Cammock, que narra la pieza de 40 minutos, incluye una comparación controvertida entre las campañas de Oliver Cromwell en Irlanda y la hambruna sufrida en India, al afirmar que “él [Cromwell] hambriento a la población, de forma masiva, un poco como la hambruna deliberada de la población india por Winston Churchill”. Esta afirmación tocó un nervio sensible, llevando a algunos a calificar la obra como un “grito ideológico” según lo manifestado por Andrew Roberts, el historiador que orquestó la carta a la galería.
La cobertura mediática en torno a este tema ha sido activa, con publicaciones como The Telegraph, que desafiaron la noción de Cammock al señalar que la causa de la hambruna fue principalmente una escasez de alimentos motivada por desastres naturales y una mala gestión local. Sin embargo, otros académicos defienden la idea de que Churchill ignoró alertas sobre la disminución del suministro de arroz, agravando así el sufrimiento de millones. Se estima que alrededor de 3 millones de personas perdieron la vida debido a esta crisis.
A pesar de las presiones y críticas, tanto Cammock como el NPG defendieron inicialmente la obra. Sin embargo, el lunes siguiente, la galería anunció que la obra sería retirada a pedido de la artista, afirmando que “respetamos su decisión” y subrayando que es esencial considerar el legado de quienes se representan en el espacio artístico.
Cammock se pronunció sobre el delicado equilibrio que enfrentan los artistas y las instituciones culturales, afirmando que “hay una presión increíble sobre los artistas para ceder ante presiones externas”. También resaltó que es fundamental cuestionar y explorar ideas históricas para fomentar una sociedad saludable, refiriéndose a la necesidad de reflexionar sobre el presente y el pasado.
A pesar de la controversia, la obra Persistence, que había estado en exhibición durante diez meses y se esperaba culminara en agosto, continuó siendo una expresión de arte que invitaba a la reflexión y al debate. El NPG enfatizó que su intención era ofrecer a los artistas la oportunidad de crear piezas que respondieran creativamente a su colección, reconociendo al mismo tiempo que las opiniones expresadas en el filme no necesariamente reflejaban las de la galería.

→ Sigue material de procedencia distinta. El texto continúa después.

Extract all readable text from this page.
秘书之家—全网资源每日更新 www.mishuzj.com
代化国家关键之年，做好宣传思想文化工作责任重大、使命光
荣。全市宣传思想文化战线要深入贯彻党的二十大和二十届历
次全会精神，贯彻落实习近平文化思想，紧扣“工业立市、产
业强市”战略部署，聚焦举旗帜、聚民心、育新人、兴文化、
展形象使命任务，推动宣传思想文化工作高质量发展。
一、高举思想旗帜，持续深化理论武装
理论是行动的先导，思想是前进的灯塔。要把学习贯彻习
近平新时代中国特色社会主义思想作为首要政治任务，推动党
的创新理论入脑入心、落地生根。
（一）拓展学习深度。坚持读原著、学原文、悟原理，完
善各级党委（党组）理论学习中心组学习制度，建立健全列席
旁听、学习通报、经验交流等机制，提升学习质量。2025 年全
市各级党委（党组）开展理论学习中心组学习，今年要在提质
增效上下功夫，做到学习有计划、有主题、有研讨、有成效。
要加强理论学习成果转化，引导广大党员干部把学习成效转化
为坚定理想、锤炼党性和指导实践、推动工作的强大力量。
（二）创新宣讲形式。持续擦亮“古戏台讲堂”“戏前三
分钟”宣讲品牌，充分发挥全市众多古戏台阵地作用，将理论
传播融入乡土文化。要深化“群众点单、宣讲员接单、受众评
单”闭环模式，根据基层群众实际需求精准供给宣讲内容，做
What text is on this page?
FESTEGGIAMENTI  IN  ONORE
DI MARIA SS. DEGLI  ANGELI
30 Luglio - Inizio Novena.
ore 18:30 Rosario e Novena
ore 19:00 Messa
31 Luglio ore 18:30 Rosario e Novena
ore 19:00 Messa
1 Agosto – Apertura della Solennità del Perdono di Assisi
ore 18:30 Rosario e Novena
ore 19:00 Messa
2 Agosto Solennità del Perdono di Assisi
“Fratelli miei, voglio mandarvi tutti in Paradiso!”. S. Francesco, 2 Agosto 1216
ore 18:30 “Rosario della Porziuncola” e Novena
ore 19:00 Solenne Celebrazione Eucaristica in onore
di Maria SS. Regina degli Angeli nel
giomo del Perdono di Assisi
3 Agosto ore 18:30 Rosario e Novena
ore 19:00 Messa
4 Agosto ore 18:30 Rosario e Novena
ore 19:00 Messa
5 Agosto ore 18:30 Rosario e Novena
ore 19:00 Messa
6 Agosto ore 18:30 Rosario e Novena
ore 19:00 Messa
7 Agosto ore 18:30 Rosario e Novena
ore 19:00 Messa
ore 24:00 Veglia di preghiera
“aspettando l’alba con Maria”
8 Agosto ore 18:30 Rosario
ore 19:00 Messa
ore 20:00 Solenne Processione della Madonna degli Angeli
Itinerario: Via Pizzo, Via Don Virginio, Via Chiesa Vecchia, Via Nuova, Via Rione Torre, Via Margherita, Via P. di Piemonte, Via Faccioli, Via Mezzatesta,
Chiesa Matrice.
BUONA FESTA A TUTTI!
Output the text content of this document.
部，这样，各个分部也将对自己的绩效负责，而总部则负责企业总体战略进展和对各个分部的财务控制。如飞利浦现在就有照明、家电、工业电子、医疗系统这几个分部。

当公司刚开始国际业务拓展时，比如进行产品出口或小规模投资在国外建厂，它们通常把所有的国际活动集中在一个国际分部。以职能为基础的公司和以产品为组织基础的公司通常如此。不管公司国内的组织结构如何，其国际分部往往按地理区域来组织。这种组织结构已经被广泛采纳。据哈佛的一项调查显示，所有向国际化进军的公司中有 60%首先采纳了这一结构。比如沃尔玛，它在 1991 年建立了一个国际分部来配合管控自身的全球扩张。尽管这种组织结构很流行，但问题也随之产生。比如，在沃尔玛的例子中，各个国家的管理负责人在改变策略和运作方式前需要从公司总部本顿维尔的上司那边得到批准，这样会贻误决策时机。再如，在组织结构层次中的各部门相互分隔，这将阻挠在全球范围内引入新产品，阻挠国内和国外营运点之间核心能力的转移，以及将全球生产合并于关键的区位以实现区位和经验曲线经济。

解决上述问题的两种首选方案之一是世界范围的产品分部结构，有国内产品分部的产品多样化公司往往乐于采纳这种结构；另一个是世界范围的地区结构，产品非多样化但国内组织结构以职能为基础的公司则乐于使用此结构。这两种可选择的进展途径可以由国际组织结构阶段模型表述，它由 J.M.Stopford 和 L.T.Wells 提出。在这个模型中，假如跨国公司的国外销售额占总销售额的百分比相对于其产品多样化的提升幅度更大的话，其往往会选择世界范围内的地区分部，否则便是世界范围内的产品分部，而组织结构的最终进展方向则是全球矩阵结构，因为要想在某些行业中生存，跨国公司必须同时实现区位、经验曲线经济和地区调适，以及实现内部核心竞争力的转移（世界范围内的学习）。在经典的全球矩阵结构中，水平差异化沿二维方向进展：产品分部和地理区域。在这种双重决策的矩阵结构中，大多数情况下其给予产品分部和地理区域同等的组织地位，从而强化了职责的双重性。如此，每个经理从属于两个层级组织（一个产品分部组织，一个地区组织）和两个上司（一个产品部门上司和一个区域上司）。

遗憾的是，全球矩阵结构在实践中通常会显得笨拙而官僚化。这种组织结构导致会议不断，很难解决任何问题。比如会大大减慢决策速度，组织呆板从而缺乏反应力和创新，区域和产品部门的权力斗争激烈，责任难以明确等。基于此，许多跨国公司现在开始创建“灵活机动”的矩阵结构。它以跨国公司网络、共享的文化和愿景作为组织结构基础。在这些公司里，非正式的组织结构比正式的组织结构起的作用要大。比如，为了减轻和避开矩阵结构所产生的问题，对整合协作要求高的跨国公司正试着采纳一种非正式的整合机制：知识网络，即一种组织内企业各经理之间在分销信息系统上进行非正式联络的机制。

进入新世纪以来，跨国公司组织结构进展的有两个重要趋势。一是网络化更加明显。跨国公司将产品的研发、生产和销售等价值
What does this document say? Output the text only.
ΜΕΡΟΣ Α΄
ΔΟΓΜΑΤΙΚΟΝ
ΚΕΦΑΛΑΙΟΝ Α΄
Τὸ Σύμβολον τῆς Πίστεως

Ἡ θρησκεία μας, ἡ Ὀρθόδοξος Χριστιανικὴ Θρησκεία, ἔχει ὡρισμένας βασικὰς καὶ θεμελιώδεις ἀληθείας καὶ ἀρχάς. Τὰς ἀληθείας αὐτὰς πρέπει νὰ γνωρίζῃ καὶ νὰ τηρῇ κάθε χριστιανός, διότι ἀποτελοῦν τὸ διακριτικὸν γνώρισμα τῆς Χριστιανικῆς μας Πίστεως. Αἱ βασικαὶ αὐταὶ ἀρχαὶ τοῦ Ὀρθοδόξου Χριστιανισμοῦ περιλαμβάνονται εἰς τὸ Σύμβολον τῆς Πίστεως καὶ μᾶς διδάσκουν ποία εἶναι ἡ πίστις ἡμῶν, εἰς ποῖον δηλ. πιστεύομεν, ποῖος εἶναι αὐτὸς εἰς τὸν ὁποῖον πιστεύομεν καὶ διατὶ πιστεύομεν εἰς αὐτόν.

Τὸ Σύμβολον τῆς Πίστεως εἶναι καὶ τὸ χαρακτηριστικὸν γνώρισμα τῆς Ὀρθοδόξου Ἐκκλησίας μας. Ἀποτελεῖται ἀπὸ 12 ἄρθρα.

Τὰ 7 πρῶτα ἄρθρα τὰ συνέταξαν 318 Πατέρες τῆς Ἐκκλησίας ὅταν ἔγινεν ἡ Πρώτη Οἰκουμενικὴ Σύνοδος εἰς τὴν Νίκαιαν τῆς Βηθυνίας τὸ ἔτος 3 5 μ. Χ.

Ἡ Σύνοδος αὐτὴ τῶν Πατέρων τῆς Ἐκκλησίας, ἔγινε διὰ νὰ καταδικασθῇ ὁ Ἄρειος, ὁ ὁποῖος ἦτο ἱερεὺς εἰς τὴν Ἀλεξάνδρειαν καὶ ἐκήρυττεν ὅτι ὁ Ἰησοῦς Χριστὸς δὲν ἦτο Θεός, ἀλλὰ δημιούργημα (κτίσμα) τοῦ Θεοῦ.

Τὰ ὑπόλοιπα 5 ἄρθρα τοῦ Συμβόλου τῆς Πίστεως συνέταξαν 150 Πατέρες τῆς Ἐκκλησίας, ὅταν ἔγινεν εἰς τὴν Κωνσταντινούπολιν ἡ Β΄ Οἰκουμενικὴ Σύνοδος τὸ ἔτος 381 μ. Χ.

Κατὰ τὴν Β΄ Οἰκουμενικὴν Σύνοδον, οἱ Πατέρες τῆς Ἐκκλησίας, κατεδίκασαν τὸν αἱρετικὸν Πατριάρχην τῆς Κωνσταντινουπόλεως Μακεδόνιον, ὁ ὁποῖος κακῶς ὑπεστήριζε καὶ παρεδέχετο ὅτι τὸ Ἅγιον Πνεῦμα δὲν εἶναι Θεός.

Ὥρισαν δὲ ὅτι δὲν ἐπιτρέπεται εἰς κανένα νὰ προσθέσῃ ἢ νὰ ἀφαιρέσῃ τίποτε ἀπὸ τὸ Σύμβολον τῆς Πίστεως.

La discusión sobre la responsabilidad histórica, la libertad artística y la memoria cultural se mantiene vigente, invitando a una continua reflexión sobre las figuras históricas y los legados que dejan atrás. Al final del día, lo que queda claro es que el arte y la historia están intrínsecamente entrelazados en un diálogo que va más allá de la simple representación.